I did the acting course and they were shocked, as I was the first chef to study there. I pursued it for a few months but still really wanted to promote food, like Sanjeev. I knocked on doors, sent cold emails. There were no replies so I went back to Delhi, to my family home. My Dad gave me a last chance and invested in a catering company for me. It was my own business, but I was stuck in a rut. I felt I was meant to do more. And then I got my break: a call from my hero, Sanjeev Kapoor’s office.
It was for a show that predated Masterchef India, hosted by Sanjeev. I went on to win that show, but the big news in India was Sanjeev was presenting it. I didn’t matter. But the prize did: my own TV show. I asked for a show that allowed me to see Indian food for what it truly is. To my luck, they were looking to do a show which would cover 100 days around India: 20,000 kilometres, 60 cities, and 25 states all by road. It was called Roti Rasta India, and it changed my life.

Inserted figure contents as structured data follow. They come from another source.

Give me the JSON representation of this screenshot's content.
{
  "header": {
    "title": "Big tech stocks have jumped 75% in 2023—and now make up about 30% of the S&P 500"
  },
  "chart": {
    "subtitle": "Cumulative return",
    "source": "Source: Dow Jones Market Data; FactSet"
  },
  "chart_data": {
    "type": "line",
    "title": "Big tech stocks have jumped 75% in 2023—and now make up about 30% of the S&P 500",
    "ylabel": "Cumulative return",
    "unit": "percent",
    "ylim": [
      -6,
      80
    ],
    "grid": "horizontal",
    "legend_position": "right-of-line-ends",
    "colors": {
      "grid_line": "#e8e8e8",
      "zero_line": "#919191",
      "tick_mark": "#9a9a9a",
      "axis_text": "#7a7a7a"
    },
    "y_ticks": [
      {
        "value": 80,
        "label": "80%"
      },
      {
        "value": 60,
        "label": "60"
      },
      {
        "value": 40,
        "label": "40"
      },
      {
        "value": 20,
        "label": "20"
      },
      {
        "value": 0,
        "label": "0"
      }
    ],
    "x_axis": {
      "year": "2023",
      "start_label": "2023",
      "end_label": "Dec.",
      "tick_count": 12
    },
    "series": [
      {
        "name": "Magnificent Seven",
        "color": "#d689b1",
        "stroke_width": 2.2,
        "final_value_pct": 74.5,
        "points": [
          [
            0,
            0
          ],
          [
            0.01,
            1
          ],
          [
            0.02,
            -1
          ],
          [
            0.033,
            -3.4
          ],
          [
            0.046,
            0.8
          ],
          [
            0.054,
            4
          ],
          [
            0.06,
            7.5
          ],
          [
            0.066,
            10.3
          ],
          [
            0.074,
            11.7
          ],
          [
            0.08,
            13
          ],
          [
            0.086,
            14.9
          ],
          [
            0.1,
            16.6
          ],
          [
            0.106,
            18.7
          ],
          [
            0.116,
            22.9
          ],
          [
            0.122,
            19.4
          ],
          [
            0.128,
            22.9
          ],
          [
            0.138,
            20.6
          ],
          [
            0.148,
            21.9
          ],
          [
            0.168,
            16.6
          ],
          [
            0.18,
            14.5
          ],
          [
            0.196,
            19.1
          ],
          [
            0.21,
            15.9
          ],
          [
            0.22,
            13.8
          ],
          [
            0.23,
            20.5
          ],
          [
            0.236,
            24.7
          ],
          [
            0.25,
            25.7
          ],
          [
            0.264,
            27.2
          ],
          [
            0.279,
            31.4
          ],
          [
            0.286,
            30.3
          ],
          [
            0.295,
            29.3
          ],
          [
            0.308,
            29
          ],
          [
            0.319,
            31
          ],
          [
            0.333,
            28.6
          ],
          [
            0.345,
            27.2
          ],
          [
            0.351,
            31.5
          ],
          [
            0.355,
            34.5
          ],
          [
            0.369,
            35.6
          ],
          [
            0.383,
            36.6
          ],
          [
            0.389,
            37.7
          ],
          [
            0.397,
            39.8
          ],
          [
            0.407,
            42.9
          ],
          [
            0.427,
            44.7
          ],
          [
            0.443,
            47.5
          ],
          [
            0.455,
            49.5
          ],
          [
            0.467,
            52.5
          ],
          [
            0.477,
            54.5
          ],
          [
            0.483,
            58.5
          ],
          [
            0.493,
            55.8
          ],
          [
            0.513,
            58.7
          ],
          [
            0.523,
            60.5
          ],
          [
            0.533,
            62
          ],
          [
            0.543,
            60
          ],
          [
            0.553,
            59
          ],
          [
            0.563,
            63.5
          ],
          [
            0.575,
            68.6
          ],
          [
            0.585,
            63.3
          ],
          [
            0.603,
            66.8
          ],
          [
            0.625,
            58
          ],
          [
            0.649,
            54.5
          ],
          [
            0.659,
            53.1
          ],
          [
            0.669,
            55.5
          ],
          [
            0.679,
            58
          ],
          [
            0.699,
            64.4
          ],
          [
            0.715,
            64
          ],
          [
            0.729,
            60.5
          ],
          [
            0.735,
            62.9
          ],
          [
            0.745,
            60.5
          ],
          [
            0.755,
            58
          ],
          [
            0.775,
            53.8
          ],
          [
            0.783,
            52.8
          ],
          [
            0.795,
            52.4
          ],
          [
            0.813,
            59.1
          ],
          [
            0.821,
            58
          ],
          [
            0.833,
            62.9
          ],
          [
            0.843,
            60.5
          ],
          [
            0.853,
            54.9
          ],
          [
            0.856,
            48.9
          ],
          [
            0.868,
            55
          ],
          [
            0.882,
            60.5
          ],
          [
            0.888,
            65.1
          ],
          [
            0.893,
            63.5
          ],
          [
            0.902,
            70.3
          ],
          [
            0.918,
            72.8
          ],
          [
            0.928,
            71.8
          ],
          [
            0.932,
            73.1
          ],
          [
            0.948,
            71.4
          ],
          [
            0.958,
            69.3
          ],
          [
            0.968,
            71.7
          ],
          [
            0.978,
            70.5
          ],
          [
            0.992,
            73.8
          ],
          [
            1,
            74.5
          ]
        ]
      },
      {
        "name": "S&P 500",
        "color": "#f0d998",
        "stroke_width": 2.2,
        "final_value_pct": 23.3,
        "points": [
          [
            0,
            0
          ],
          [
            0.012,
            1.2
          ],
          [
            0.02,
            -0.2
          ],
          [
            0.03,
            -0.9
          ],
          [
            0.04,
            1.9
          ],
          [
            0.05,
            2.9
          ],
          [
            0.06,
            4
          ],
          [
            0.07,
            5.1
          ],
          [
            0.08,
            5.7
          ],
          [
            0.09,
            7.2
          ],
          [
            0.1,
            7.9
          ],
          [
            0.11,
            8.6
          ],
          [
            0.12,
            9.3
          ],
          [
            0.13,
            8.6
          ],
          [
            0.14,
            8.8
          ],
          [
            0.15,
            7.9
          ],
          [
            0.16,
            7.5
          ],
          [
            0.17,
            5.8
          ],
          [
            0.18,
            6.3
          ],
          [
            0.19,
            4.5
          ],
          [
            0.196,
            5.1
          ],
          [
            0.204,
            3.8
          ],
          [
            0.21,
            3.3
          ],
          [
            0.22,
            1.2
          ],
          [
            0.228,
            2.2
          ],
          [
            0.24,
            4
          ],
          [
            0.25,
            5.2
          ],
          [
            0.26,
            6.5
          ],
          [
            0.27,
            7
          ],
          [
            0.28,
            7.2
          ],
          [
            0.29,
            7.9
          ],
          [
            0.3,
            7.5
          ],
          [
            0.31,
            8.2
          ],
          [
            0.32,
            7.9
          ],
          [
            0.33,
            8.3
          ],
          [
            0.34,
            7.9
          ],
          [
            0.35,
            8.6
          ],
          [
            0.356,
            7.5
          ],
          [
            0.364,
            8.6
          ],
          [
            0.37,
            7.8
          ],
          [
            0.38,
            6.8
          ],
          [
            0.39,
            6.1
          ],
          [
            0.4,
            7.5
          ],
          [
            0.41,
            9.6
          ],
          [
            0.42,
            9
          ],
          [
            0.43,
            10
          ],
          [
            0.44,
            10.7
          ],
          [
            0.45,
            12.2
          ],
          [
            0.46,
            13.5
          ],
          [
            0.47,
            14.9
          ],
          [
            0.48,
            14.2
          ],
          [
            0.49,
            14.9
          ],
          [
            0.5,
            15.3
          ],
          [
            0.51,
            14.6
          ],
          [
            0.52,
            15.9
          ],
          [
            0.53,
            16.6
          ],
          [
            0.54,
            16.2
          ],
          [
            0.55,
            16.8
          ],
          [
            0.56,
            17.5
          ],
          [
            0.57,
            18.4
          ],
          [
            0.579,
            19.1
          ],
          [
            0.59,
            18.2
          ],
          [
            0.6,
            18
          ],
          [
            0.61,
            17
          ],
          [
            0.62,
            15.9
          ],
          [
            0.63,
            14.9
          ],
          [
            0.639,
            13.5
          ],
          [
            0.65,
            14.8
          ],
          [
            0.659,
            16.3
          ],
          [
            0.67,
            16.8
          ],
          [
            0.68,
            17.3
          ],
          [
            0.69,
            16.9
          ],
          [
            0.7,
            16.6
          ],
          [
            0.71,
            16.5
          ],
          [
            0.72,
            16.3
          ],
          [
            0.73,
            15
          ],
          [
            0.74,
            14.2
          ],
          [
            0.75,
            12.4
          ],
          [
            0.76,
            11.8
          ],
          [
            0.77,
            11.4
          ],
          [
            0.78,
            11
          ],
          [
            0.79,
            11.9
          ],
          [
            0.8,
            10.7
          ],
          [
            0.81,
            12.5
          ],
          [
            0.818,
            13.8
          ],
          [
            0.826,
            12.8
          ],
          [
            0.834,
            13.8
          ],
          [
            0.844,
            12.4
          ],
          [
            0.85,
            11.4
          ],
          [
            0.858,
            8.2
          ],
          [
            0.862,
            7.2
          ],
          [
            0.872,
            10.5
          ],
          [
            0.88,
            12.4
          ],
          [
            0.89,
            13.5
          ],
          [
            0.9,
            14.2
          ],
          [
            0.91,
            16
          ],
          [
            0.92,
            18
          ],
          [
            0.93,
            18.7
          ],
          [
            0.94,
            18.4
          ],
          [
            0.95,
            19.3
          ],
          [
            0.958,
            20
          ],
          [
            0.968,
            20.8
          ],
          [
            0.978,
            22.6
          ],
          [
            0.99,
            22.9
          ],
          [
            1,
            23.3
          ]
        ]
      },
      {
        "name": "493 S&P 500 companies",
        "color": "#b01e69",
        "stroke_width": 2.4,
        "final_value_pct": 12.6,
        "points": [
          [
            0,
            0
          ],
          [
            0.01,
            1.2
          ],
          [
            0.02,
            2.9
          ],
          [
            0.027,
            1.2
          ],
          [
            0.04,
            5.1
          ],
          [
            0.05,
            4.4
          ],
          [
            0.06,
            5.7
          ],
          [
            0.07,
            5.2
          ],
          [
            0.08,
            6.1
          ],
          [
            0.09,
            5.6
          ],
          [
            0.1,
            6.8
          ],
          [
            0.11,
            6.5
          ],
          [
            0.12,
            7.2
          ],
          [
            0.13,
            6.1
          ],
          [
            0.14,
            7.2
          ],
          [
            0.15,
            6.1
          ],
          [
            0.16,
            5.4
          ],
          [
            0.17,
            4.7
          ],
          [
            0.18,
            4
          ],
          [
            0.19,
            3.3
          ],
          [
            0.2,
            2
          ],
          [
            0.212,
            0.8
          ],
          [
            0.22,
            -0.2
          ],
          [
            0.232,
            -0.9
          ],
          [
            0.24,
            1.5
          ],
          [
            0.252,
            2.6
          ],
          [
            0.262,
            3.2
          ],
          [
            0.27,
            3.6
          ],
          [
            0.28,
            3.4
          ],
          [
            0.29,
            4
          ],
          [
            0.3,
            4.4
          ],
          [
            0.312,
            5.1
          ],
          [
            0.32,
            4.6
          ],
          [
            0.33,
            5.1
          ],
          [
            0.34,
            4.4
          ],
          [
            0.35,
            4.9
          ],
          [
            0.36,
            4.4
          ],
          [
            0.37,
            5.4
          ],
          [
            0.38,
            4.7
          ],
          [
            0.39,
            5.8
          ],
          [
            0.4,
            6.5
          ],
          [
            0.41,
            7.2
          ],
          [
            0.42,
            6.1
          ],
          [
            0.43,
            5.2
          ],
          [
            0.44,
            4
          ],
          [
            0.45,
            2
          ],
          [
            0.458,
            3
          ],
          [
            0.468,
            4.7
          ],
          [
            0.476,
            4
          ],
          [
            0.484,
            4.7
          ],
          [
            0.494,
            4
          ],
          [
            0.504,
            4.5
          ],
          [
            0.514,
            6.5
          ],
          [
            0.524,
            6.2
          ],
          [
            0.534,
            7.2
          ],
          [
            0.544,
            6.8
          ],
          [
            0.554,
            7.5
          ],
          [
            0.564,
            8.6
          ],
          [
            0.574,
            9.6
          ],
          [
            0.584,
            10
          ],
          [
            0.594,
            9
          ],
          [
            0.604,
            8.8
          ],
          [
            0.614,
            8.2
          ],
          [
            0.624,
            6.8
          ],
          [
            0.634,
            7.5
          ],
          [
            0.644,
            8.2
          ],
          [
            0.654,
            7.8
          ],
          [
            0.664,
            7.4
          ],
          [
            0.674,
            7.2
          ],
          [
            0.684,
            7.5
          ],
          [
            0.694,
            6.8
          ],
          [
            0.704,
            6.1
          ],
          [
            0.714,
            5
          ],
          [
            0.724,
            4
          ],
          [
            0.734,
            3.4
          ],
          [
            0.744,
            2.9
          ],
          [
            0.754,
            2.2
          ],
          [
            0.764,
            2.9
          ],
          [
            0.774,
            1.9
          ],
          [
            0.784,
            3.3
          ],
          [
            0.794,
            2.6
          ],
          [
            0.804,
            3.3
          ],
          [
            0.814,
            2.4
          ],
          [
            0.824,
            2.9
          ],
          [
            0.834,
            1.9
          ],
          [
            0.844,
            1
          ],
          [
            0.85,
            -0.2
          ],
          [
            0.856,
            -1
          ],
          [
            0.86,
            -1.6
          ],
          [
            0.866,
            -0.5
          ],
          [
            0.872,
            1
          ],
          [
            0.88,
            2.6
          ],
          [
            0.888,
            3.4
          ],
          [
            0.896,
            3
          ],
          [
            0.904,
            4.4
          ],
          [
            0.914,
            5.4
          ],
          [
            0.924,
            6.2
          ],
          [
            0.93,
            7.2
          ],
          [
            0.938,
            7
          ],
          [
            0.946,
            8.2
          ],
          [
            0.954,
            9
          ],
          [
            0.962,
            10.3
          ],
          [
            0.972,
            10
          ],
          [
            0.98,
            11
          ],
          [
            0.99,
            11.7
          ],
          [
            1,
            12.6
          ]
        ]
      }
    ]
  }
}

I came back after that and did pop-ups, menus informed by all the travel. But really I was still a Delhi boy, and that’s where butter chicken came in. My family are actually pure vegetarians, so had never tried it; they would have butter paneer. That always felt sweet, creamy, a bit bland to me, while my idea of butter chicken was robust, spicy, fiery and smoky. I’d actually tried meat, without my parents knowing, and used joining the Leela as an opportunity to tell them that I had to eat meat or I’d lose my job. A bit sneaky, but it meant I knew what good butter chicken tasted like. I could make a version that with the smoky, deep umami flavour they really wanted from butter paneer.
Slowly, slowly cook and reduce the tomatoes for umami and sweetness, and use cashews for silkiness and creaminess. My family’s palates for this dish focussed on subtlety, so I found a way of infusing spices into this recipe like the French bouquet garni, with Indian spices. It’s like distilling gin — a hint of clove or cinnamon, rather than a more aggressive temper.
But the biggest hurdle was getting that robust, charred flavour with no chicken and no smoke. I used a technique from making pindi chole to make a smoky ghee, made with cardamom and coal together, covered. I applied the same technique to the butter of the butter chicken, and used kasuri methi for further depth. It worked out, and that’s the base of the butter chicken to this day — just with added chicken.